Jednak wraz ze zbliżającym się finałem serial wydaje się tracić porywającą mieszankę akcji, humoru i istotnych krytyk społecznych, które charakteryzowały jego pierwszy sezon. Ostatnie odcinki stają się coraz bardziej chaotyczne, pełne dziwacznych zwrotów akcji i przesadnych elementów komediowych, pozostawiając wielu widzów zdezorientowanych i rozczarowanych.
Nierealistyczne zmiany zakłócają zaangażowanie widzów
Jeden szczególnie odpychający moment miał miejsce w odcinku 11, gdzie Park Kyung-sun znalazła się w niebezpiecznej sytuacji. Właśnie wtedy, gdy Kim Hae-il staje przed monumentalną decyzją, nieoczekiwane interwencje Siostry Kim (Baek Ji-won) i Ojca Hana (Jeon Sung-woo) wydają się dziwaczne. Duet stosuje absurdalne techniki, takie jak ataki z rykiem dźwięku i efektowne umiejętności rzucania kartami przypominające magów, co odciąga uwagę od wcześniej ustalonego tonu serii.
Podczas gdy siostra Kim miała fascynującą historię byłej hazardzistki w sezonie 1, nagła biegłość ojca Hana wydaje się rażąca. Ta zmiana podważa ugruntowany realizm, który ceniło wielu fanów, zwłaszcza że brak odpowiedniego przygotowania sprawia, że widzowie czują się sfrustrowani i odłączeni.
Komedia przyćmiewająca poważne tematy
Serial coraz bardziej zmierza w kierunku humoru slapstickowego, często poświęcając w tym procesie spójną narrację. Na przykład włączenie bezsensownych występów muzycznych szefa policji i kapryśnej prezentacji kukiełek na palce przez nowo wprowadzonego lidera zespołu narkotykowego przyczyniają się do komediowego tonu, który kłóci się z dawną powagą serialu, szczególnie z poważną narracją dotyczącą rozbicia kartelu narkotykowego.

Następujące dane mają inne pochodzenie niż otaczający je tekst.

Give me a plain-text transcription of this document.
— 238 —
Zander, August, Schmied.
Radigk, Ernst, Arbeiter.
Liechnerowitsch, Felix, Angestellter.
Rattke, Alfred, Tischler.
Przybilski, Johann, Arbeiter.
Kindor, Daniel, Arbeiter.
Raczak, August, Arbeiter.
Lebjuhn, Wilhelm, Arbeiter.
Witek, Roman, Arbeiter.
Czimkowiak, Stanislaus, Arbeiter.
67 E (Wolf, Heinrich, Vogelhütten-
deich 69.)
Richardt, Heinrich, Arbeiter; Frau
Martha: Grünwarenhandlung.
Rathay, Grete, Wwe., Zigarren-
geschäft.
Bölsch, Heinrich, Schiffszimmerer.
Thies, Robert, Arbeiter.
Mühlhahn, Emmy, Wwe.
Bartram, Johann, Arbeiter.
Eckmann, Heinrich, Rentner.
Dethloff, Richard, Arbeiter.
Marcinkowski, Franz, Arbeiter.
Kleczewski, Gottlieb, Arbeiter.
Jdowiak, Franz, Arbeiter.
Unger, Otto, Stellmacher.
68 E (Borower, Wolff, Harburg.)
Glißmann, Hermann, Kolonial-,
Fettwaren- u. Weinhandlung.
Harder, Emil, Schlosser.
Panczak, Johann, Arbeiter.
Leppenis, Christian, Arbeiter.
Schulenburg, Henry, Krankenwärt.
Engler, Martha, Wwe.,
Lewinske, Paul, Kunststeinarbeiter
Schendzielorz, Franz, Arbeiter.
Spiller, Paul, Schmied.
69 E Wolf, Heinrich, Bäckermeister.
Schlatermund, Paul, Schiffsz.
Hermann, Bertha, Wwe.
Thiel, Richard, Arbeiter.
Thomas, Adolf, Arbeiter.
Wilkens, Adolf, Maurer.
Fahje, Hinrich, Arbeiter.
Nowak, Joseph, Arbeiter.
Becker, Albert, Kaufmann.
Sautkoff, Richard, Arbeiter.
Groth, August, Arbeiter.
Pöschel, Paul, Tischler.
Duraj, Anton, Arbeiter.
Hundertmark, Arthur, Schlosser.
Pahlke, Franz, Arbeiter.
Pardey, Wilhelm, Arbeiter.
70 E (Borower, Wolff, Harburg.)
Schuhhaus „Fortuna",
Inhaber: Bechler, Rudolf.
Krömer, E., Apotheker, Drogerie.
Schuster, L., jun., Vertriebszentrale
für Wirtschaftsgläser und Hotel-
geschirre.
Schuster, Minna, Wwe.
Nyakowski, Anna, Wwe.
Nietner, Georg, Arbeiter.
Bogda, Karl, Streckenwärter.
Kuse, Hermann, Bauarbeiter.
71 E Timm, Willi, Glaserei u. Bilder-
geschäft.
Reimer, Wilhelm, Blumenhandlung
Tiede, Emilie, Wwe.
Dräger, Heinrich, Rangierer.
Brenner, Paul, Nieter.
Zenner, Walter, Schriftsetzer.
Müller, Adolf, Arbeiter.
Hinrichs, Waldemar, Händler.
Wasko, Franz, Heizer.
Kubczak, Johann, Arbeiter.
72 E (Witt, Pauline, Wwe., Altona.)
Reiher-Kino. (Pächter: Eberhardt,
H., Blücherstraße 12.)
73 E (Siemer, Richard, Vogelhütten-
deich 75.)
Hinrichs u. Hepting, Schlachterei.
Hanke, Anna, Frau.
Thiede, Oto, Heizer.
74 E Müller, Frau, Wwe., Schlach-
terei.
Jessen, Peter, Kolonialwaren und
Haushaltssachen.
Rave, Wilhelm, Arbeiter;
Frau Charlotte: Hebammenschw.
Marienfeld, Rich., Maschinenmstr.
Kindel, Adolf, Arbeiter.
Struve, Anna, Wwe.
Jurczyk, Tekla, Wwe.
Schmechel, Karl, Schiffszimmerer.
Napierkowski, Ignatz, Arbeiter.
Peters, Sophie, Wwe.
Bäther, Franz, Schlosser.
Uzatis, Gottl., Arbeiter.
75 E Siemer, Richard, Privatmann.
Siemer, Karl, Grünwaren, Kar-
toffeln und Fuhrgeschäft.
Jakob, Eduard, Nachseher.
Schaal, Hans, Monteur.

Ta komediowa niezgodność jest widoczna w kluczowych momentach, którym brakuje emocjonalnego ciężaru. Niedawna scena, w której drzwi samolotu niewytłumaczalnie spadają z nieba, odwraca uwagę od istotnej eksploracji sprawiedliwości, prowadząc do niezręcznie zintegrowanej lekcji moralnej, która nie znajduje oddźwięku u widzów.
Rozczarowanie Nowym Kierunkiem
W przeciwieństwie do swojego poprzednika, sezon 2 poświęcił głębię narracji na rzecz płytkiego humoru i sztucznego rozwoju fabuły, ostatecznie osłabiając istotę, która czyniła oryginalną serię wciągającą.
Dla oddanych fanów, którzy czekali sześć długich lat, fragmentaryczna narracja i dziecinna komedia wydają się głębokim rozczarowaniem. Widzowie liczyli na przemyślaną opowieść i satysfakcjonującą sprawiedliwość, które pierwotnie definiowały „The Fiery Priest”. Zamiast tego „The Fiery Priest 2” przekształcił się w pustą parodię swojej dawnej świetności, pozostawiając fanów rozczarowanych.